Physical characteristics
- Source: Obabika Lake
- • coordinates: 47°06′30″N 80°18′15″W﻿ / ﻿47.10833°N 80.30417°W
- Mouth: Sturgeon River
- • coordinates: 46°57′38″N 80°26′40″W﻿ / ﻿46.96056°N 80.44444°W

Basin features
- • left: Wawiagama River
- • right: Nasmith Creek

= Obabika River =

The Obabika River is located in central Ontario, Canada. It is south of Lady Evelyn-Smoothwater Provincial Park and west of Lake Temagami, within Sudbury District. It flows from Obabika Lake in a south-westerly direction and drains into the Sturgeon River. The Obabika River is remote and surrounded by undeveloped wilderness.

The river is characterized by long meandering sections through clay and sand valleys alternated by sections through eroded bedrock and marshes. The lower Obabika River is rather wide with several oxbow ponds, and obstructed by occasional log jams. Although the current is strong, the only noteworthy rapids occur immediately before its confluence with the Sturgeon River.

With its steady current and few portages, the Obabika River is a popular canoe route within the Temagami region, linking Lake Temagami and Lady Evelyn Lake via Obabika Lake to the Sturgeon River. It is part of the traditional indigenous travel network called "nastawgan", which has changed little over many centuries.

==Obabika River Provincial Park==

The full length of the Obabika River is protected by and within the boundaries of the Obabika River Provincial Park. This park was created in 1989 and expanded in 2002 to 205 km2. Like most other waterway parks in Ontario, there are no services provided other than portage and campsite maintenance.

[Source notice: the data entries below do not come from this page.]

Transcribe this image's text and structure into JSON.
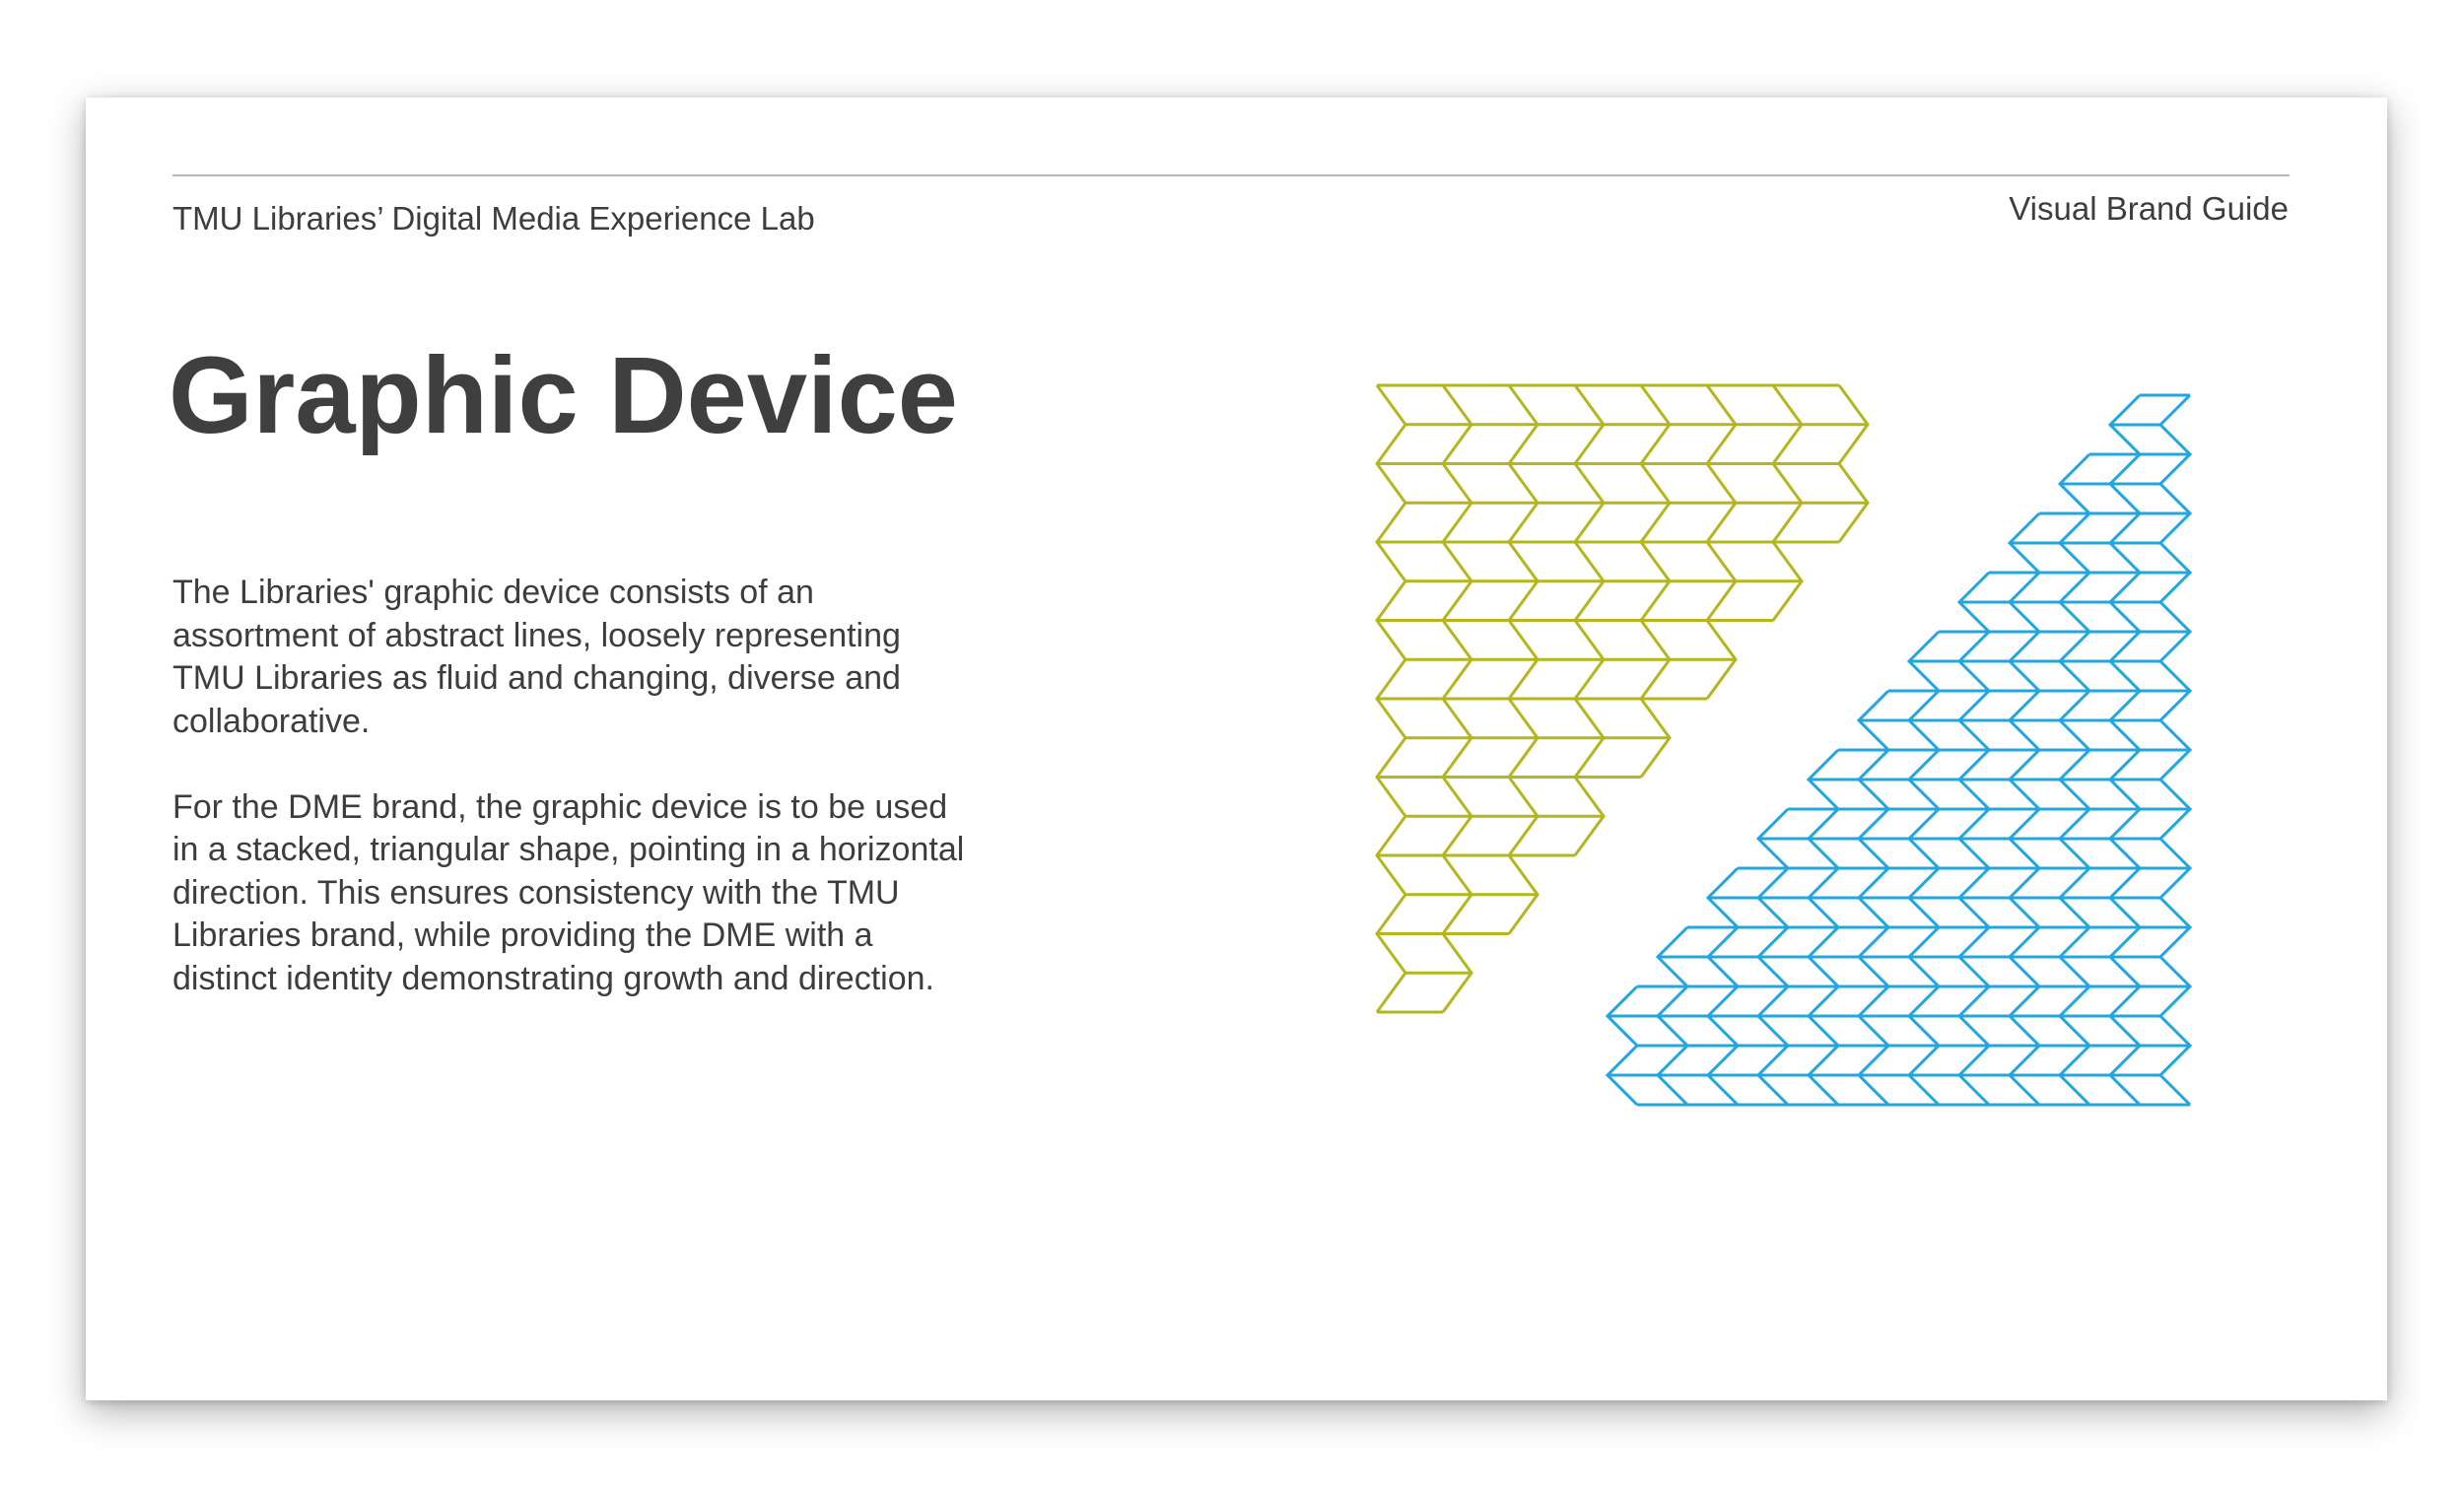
{
  "header": {
    "org_name": "TMU Libraries’ Digital Media Experience Lab",
    "guide_name": "Visual Brand Guide"
  },
  "title": "Graphic Device",
  "paragraphs": [
    "The Libraries' graphic device consists of an assortment of abstract lines, loosely representing TMU Libraries as fluid and changing, diverse and collaborative.",
    "For the DME brand, the graphic device is to be used in a stacked, triangular shape, pointing in a horizontal direction. This ensures consistency with the TMU Libraries brand, while providing the DME with a distinct identity demonstrating growth and direction."
  ],
  "graphic_device": {
    "left_pattern": {
      "color": "#b4b61e",
      "rows": 8,
      "columns": 7,
      "column_heights": [
        8,
        7,
        6,
        5,
        4,
        3,
        2
      ],
      "direction": "right"
    },
    "right_pattern": {
      "color": "#22a6df",
      "rows": 12,
      "columns": 11,
      "column_heights": [
        2,
        3,
        4,
        5,
        6,
        7,
        8,
        9,
        10,
        11,
        12
      ],
      "direction": "left"
    }
  }
}
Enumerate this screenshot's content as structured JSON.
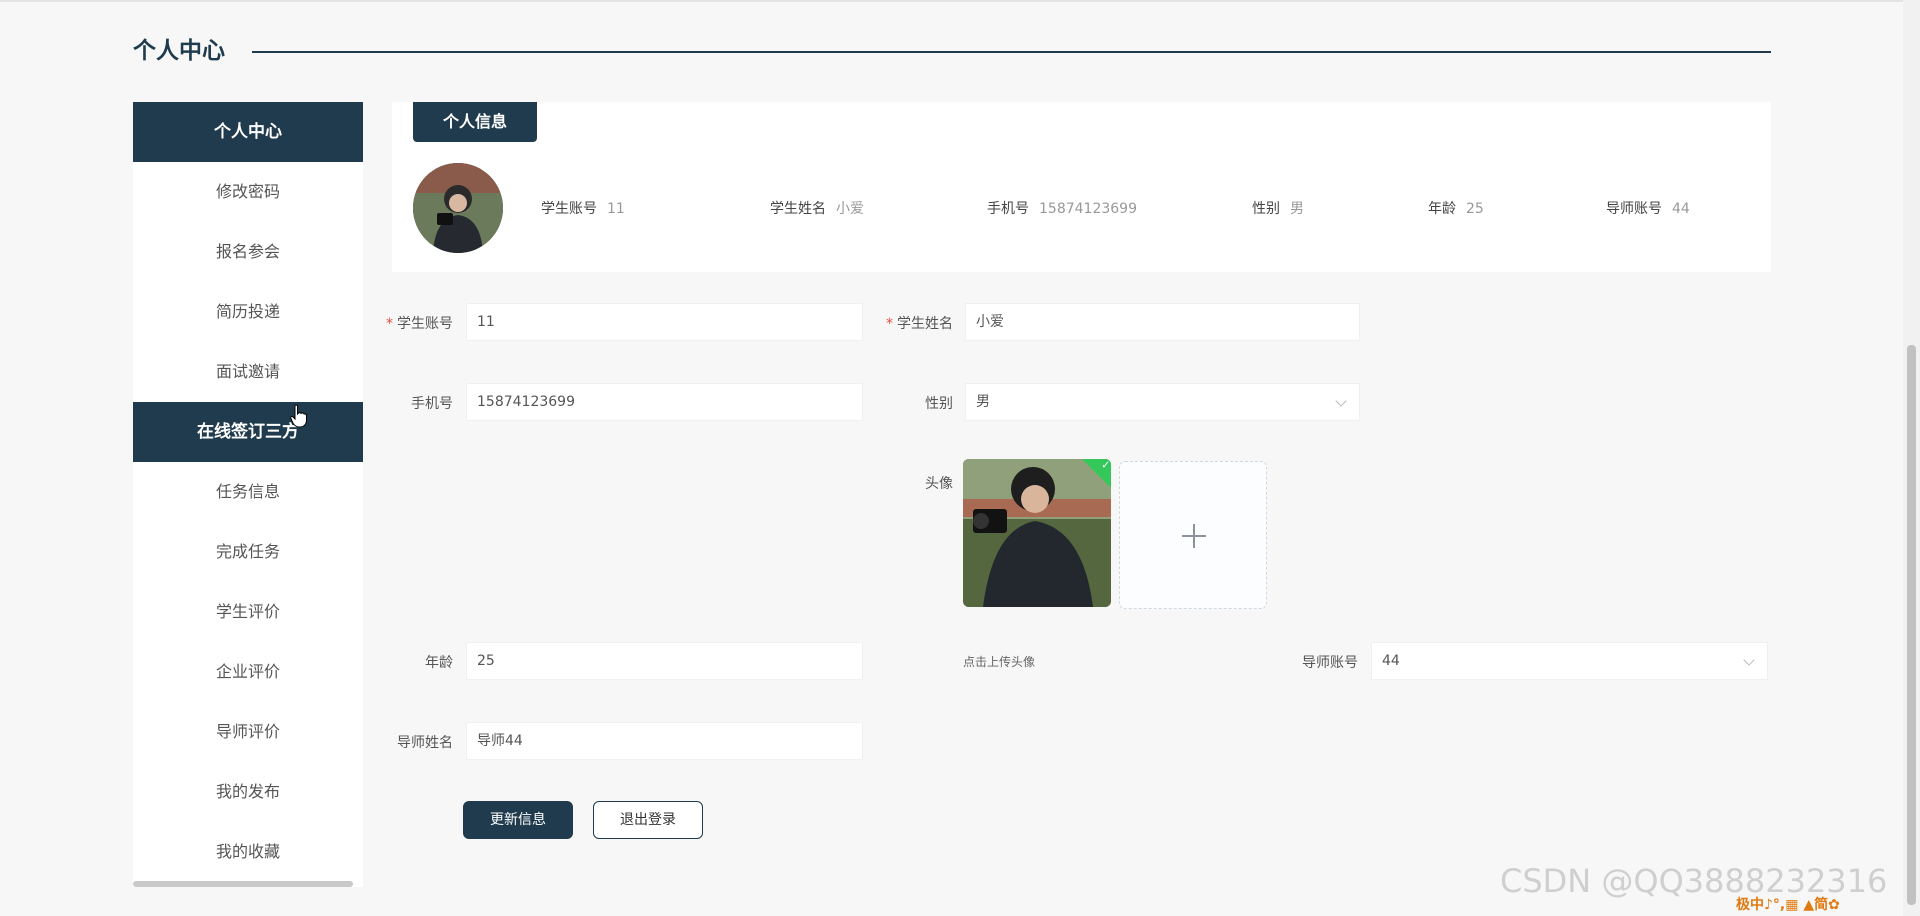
{
  "page": {
    "title": "个人中心"
  },
  "sidebar": {
    "items": [
      {
        "label": "个人中心"
      },
      {
        "label": "修改密码"
      },
      {
        "label": "报名参会"
      },
      {
        "label": "简历投递"
      },
      {
        "label": "面试邀请"
      },
      {
        "label": "在线签订三方"
      },
      {
        "label": "任务信息"
      },
      {
        "label": "完成任务"
      },
      {
        "label": "学生评价"
      },
      {
        "label": "企业评价"
      },
      {
        "label": "导师评价"
      },
      {
        "label": "我的发布"
      },
      {
        "label": "我的收藏"
      }
    ]
  },
  "card": {
    "tab_label": "个人信息",
    "summary": [
      {
        "label": "学生账号",
        "value": "11"
      },
      {
        "label": "学生姓名",
        "value": "小爱"
      },
      {
        "label": "手机号",
        "value": "15874123699"
      },
      {
        "label": "性别",
        "value": "男"
      },
      {
        "label": "年龄",
        "value": "25"
      },
      {
        "label": "导师账号",
        "value": "44"
      }
    ]
  },
  "form": {
    "student_account": {
      "label": "学生账号",
      "value": "11"
    },
    "student_name": {
      "label": "学生姓名",
      "value": "小爱"
    },
    "phone": {
      "label": "手机号",
      "value": "15874123699"
    },
    "gender": {
      "label": "性别",
      "value": "男"
    },
    "avatar": {
      "label": "头像",
      "hint": "点击上传头像"
    },
    "age": {
      "label": "年龄",
      "value": "25"
    },
    "mentor_account": {
      "label": "导师账号",
      "value": "44"
    },
    "mentor_name": {
      "label": "导师姓名",
      "value": "导师44"
    }
  },
  "buttons": {
    "update": "更新信息",
    "logout": "退出登录"
  },
  "watermark": "CSDN @QQ3888232316",
  "tray_text": "极中♪°,▦ ▲简✿",
  "colors": {
    "primary": "#1f3b4d",
    "required": "#e74c3c",
    "success": "#34c759"
  }
}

This park is suitable for backcountry canoeing, nature exploration and wildlife viewing.

In addition to the waters and shores of the Obabika River, the park also includes the southern portion of Lady Evelyn Lake and the Obabika Old-Growth Forest bordering on the north side of Obabika Lake, straddling across the boundaries of the Sudbury, Nipissing, and Timiskaming Districts.